User Datagram Protocol
The User Datagram Protocol (usually UDP) is the unreliable datagram protocol of the TCP/IP protocol suite. It provides the ability to send and receive datagrams, identified by a pair of Internet Protocol (IP) host addresses and a 16-bit port number on each end, between any two hosts.
It runs on top of the Internet Protocol - the internetworking layer in TCP/IP. That layer is unreliable - packets carried by it may be delayed, damaged, duplicated, re-ordered, or lost, and UDP does not provide any service beyond that. Any application using UDP which needs a reliable service therefore has to use a number of mechanisms to build it out of the unreliable substrate.
To do that, it can use checksums (to prevent and detect damaged data - UDP provides the option to have no checksum in use), sequence numbers (each packet sent over the channel must be individually numbered), acknowledgements, timeouts (to look for missing acknowledgements), and re-transmissions (of data which was damaged, or never acknowledged, and thus was somehow lost).
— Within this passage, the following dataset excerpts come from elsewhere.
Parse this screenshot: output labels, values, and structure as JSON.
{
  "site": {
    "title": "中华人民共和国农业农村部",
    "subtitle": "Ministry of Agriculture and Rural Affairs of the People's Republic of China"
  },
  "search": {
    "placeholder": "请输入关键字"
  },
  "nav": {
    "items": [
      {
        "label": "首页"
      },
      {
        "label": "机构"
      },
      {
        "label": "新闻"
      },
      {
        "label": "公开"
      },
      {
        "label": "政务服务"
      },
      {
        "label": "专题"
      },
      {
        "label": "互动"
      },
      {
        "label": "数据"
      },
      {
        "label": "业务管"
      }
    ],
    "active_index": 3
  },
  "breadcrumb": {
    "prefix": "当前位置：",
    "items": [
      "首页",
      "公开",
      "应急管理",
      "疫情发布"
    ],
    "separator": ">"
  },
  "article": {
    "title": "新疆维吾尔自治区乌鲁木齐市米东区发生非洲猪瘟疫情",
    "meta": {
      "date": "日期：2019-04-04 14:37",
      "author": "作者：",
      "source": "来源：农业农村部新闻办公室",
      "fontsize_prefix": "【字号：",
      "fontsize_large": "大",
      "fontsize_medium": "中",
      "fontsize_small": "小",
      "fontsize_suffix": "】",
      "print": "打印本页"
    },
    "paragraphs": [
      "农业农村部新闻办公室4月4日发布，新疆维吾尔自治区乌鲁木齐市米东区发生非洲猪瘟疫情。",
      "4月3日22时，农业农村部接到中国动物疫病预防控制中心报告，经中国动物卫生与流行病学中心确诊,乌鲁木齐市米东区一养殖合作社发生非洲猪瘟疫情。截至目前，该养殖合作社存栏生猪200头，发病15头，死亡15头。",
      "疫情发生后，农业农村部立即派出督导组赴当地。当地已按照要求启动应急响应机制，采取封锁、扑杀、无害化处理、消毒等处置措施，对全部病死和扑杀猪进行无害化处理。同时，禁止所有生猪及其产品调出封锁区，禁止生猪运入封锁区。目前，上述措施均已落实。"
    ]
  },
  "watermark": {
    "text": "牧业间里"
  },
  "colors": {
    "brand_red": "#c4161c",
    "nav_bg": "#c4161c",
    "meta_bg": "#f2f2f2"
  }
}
A number of major infrastructure protocols (e.g. the Domain Name System) and application protocols (including Network File System, Voice over IP, etc) are built on top of UDP.
History
Originally, TCP, and its reliable byte stream service, was the only service available on internetworks. A number of people realized that for a number of applications (notably packet voice, where the real-time delays inherent with re-transmission were very problematic - it would rather not have data at all, than have it late), such a service was more 'heavy-weight' than they needed. As a result, after a discussion at the January, 1978 TCP Meeting, TCP and IP were split apart, and UDP was added, to allow users access to the unreliable datagram service provided by IP.